I’m blogging today from the seventh floor balcony of the Lido Beach Resort in Sarasota, Florida, where Cari and I are enjoying a relaxing evening while Stu does yearbook stuff. His annual yearbook camp has been in Orlando for the last two summers, and while I love Orlando, and let’s face it, any hotel, I’m thrilled to be here. On the beach. I’ve spent a good deal of my time so far right here, listening to the waves and letting the sun relax some of my anxiety and stress away. I should be doing a million other things, but I am here, reflecting on a lovely afternoon.
We arrived here today at about 11 am and spent a good hour getting our students, members of the Cobra de Capello Yearbook Staff, settled while we waited for our room.
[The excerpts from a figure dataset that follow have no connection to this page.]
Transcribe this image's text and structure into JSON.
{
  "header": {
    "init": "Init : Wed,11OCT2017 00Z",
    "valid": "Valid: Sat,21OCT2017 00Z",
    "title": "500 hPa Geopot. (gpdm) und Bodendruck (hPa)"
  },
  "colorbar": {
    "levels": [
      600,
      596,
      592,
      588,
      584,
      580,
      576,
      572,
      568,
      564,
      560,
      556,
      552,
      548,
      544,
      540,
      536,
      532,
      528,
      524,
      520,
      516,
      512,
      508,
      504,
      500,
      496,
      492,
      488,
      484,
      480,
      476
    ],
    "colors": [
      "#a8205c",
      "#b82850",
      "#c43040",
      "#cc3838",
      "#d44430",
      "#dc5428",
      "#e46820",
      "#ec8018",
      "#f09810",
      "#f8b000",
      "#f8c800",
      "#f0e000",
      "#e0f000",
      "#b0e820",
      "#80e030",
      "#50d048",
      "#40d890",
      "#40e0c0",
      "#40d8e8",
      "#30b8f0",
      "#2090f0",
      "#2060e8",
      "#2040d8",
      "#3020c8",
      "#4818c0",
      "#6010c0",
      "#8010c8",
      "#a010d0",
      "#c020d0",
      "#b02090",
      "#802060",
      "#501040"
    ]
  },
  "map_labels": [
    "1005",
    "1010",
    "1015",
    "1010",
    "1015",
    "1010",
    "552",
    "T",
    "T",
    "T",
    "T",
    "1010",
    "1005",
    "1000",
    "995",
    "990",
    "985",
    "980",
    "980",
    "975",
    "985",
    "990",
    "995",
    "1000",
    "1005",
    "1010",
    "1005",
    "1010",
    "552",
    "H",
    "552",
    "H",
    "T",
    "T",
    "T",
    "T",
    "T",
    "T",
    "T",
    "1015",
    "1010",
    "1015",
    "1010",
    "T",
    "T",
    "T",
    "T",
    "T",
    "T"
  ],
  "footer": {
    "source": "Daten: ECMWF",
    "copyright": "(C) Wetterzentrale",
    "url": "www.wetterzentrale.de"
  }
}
We peaked a bit at the pool and the beach, but until Stu was off to begin his first session with the kids, Cari and I just puttered around the room. Almost as soon as he had closed the door, Cari insisted that I put on my bathing suit so we could go swimming. I wasn’t opposed; the pool is spacious and mostly deserted, and I’ve been reading a book that I was interested in putting a dent into. But that wasn’t meant to be, and I’m glad for it. My iPad mini overheated… it actually produced a warning message saying that it would wait until it was a proper temperature before becoming operation again, thank you very much. So I decided to play it safe and return both my iPad and my iPhone to the room. Being digitally dark, as they say, made for a fantastic afternoon with my daughter.
When I returned to the pool, Cari was ready to go shelling. While we were waiting for our room, Cari found a coupon book in registration that featured an article about the shells that can be found in this area. Well, that was enough for Cari. She saw those beautiful shells and knew that she wanted to spend at least part of the afternoon shelling. I wanted to warn her that shells are sometimes hard to find, but she didn’t seem to mind as we made our way to the beach only steps away from the pool. Almost instantly, she was crouched the over colorful bits that dotted the sand and was storing her treasures into her borrowed bucket. We walked for thirty minutes or so at a snail’s pace, both watching the water carefully for the snake eye shell she really wanted. But what she found was what was really remarkable. I’ve been collecting shells since before I was her age from Cocoa Beach, where my grandmother lived and I visited nearly every summer. Cari, too, has been collecting shells since she was old enough to carry a bucket for herself. But what really struck me was how different the shells she picked up were from mine. Cari fell in love with broad, white clam shells, and didn’t seem to care that she had collected a dozen; every time she spotted another she would exclaim excitedly and drop the prize into her bucket. I was much more selective: I sought after the more classic shape of the scallop shell or any pattern or texture that was different. When she found a “twisty” shell, even though it was completely broken, she was positively ecstatic. “Look how beautiful, Mom!” she told me.
I wonder when it came to be that my own appreciation of beauty changed so dramatically. Really, the shell was beautiful. It was worn but still maintained strongly some of the structure that made it stand apart. But to be philosophical, it represented much more; the water rushing around our feet, the sand between our toes, the warmth of the sun on our backs, and the precious moment that we shared holding hands as we walked back to the hotel. I wonder how often we miss those moments.
Happy Summer, all… Thanks for coming back to read this, even though I’m two weeks behind!
Do you have any shell collecting stories? Or am I the only person who gets philosophical at the beach?